Alaska: The Last Clean Frontier

I spent a few weeks this summer visiting Alaska, called by many “the last frontier.” It is an amazing state, populated by scenic venues and from what I could tell generally friendly people.


It is also an environmentally friendly and extremely clean state. Everywhere we stopped there were messages about recycling and taking care of and protecting the environment. And I didn’t see any trash anywhere, despite the crush of tourists that head to the state at this time of the year.

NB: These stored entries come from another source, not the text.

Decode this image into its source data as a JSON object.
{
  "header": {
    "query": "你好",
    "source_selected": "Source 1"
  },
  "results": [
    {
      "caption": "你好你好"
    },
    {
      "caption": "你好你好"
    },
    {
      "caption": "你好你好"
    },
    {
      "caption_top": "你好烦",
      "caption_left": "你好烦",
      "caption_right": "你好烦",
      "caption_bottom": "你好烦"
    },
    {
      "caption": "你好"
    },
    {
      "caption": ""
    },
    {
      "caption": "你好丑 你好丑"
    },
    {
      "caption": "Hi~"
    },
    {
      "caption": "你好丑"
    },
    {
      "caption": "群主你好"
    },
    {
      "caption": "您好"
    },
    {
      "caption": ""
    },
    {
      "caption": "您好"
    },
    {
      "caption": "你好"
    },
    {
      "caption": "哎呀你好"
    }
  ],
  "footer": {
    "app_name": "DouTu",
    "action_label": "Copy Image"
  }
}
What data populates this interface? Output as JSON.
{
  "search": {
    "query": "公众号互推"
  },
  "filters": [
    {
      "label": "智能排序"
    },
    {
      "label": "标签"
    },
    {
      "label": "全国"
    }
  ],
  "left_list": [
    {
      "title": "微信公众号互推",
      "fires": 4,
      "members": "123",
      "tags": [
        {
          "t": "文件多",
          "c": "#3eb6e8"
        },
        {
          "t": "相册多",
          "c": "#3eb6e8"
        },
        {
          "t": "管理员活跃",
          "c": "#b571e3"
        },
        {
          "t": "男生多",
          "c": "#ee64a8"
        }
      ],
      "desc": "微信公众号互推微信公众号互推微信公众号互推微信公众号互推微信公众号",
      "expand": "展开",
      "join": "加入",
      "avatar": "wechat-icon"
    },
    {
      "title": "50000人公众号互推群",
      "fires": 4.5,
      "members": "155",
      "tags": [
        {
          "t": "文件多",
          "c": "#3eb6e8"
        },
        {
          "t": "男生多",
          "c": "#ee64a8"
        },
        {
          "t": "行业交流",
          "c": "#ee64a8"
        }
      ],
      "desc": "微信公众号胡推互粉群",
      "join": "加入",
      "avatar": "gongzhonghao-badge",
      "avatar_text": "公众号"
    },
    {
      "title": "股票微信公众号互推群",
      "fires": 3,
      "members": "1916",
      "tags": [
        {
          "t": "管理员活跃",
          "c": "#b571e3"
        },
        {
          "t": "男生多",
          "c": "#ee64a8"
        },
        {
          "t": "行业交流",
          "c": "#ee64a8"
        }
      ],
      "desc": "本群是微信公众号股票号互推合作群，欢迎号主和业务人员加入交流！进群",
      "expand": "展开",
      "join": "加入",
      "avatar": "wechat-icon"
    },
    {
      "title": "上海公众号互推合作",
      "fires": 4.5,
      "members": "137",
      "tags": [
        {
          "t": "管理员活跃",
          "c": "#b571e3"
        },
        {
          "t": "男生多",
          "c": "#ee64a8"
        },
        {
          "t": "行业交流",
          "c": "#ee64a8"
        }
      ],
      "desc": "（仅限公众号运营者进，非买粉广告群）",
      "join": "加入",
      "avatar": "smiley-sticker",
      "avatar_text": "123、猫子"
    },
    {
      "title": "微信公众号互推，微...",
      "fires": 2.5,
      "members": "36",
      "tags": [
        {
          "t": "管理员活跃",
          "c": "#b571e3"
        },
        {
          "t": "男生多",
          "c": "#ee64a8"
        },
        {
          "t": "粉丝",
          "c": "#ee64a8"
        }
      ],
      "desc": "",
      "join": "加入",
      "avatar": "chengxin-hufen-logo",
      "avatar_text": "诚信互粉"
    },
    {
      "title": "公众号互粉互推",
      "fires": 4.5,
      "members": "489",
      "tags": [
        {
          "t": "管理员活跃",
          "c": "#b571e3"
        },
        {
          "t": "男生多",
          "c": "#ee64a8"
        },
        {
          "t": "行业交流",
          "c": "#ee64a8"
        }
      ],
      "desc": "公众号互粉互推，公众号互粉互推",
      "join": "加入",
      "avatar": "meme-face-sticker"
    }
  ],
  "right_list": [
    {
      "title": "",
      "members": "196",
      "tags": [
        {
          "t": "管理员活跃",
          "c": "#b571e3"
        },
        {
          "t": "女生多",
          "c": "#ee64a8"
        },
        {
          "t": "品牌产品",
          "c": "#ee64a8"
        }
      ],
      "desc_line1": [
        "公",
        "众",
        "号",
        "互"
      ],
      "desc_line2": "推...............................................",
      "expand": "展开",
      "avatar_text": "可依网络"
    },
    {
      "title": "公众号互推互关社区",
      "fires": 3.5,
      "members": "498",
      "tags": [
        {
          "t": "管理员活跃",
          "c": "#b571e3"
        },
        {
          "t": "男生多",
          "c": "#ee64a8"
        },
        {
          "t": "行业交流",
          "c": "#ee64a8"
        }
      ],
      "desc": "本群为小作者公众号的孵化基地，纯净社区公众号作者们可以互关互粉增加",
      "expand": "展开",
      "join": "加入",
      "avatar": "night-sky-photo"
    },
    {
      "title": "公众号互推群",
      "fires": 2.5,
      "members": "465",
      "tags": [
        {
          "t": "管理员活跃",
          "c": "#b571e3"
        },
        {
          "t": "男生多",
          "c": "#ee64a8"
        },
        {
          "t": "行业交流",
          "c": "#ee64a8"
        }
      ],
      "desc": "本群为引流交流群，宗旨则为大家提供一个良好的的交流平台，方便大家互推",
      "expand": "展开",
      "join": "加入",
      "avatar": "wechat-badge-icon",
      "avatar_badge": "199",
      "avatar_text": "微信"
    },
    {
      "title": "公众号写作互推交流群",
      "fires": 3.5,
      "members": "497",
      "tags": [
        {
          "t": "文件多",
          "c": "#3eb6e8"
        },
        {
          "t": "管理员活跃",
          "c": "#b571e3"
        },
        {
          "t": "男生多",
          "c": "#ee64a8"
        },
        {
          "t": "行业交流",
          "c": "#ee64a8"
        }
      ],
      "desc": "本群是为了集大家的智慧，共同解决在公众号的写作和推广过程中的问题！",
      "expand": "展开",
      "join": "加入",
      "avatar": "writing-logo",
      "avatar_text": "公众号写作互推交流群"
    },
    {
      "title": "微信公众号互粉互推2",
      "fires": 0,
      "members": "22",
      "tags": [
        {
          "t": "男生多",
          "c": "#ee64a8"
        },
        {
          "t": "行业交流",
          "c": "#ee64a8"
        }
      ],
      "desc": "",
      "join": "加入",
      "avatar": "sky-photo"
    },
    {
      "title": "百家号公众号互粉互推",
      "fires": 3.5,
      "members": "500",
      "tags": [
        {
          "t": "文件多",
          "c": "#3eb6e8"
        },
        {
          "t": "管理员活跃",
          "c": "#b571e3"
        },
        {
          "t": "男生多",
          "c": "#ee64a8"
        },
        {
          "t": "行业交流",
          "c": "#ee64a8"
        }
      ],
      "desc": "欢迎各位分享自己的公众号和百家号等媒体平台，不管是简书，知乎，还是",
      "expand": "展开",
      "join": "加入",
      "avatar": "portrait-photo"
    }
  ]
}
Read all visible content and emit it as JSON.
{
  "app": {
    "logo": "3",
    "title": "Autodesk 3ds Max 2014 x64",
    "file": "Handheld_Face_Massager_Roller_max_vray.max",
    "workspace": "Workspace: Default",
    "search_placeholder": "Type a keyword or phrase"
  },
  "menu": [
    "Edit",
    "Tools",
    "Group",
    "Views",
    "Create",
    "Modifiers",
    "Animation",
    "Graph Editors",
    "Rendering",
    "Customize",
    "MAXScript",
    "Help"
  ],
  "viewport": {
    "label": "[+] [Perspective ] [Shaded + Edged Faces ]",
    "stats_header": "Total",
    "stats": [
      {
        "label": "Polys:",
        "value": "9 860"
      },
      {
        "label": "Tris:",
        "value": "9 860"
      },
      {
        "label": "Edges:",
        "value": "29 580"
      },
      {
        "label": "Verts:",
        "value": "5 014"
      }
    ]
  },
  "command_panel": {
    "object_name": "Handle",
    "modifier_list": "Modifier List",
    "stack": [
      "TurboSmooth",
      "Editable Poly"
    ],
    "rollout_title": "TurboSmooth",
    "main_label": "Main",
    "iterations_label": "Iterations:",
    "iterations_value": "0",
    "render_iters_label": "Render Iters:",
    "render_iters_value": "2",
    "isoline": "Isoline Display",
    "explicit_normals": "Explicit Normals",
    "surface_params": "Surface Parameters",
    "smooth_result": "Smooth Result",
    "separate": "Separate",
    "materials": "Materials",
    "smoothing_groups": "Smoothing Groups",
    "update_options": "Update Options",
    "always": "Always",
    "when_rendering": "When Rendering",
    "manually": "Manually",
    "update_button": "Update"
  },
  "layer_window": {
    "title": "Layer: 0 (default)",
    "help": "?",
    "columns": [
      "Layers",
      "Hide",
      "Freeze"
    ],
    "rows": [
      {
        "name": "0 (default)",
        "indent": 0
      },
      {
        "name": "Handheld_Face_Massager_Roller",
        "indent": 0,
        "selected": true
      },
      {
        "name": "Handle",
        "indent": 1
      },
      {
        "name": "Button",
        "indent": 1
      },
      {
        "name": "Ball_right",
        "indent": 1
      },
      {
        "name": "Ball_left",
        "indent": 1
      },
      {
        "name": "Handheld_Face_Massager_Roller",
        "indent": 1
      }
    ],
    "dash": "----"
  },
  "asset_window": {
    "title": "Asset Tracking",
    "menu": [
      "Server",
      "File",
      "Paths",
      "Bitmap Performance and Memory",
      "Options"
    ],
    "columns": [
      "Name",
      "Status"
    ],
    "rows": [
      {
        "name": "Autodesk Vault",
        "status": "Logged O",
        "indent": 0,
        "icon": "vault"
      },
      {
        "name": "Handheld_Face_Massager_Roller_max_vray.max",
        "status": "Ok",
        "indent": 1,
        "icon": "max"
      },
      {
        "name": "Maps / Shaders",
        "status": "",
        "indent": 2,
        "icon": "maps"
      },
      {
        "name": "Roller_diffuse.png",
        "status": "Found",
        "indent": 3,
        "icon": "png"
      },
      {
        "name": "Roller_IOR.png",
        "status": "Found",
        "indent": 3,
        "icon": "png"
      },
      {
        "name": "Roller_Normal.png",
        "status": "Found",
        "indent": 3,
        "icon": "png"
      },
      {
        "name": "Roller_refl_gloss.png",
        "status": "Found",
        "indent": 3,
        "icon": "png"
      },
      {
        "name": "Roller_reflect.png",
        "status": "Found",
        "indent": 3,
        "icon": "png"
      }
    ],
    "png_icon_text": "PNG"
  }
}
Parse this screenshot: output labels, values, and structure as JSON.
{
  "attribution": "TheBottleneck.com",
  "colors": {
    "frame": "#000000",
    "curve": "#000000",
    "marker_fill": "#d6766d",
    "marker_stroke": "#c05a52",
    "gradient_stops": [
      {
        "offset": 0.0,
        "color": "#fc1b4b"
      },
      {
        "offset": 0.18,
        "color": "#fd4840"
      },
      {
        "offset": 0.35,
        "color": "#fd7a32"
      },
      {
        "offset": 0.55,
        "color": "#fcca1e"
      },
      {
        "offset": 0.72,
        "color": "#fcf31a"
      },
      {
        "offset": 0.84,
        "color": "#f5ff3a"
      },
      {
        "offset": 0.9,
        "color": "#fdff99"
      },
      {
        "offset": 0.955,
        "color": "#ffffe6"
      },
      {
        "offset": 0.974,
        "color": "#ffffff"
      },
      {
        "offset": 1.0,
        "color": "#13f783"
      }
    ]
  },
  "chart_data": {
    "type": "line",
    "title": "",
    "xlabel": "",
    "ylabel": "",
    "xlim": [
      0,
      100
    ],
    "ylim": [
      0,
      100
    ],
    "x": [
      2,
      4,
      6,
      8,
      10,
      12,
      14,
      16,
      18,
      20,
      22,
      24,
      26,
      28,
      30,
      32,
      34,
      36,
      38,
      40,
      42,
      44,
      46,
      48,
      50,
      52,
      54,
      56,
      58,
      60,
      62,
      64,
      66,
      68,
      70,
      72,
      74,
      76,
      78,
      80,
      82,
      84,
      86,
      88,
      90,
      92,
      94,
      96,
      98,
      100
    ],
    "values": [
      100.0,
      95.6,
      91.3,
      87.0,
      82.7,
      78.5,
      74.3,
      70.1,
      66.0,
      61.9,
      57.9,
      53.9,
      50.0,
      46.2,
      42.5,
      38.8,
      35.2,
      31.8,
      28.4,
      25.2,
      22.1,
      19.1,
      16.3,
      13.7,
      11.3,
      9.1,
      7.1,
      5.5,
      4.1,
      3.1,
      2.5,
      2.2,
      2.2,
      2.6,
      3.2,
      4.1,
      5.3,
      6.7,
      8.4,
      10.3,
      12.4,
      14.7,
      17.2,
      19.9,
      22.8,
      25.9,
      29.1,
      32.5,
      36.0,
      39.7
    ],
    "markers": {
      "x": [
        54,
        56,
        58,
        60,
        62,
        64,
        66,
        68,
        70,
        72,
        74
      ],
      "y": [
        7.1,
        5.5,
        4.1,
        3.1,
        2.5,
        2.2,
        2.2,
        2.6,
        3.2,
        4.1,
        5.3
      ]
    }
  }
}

Unfortunately, the same cannot be said about my hometown of Woodland Park and Colorado these days in general. Residents and tourists alike now seem to have forgotten what made this part of the world so spectacular: a clean environment that everyone could enjoy.

These days you can hike or walk in just about any trail or neighborhood and come back with a sack full of trash, ranging from paper wrappers to cigarette butts. And the nearby forests and parks appear to be the dumping ground of choice for used appliances, worn tires and so on.


Locally, groups such as Focus on the Forest do an amazing job with limited resources to call attention to the trash problem and to actually help clean up the mess. Woodland Park holds an annual city-wide cleanup where volunteers canvas the community and make a temporary dent in what seems to me to be a growing problem.

But maybe we need to develop more of the Alaskan mindset. A clean environment is really a resource that we can’t afford to squander. And Alaska doesn’t have to be the last or only clean frontier.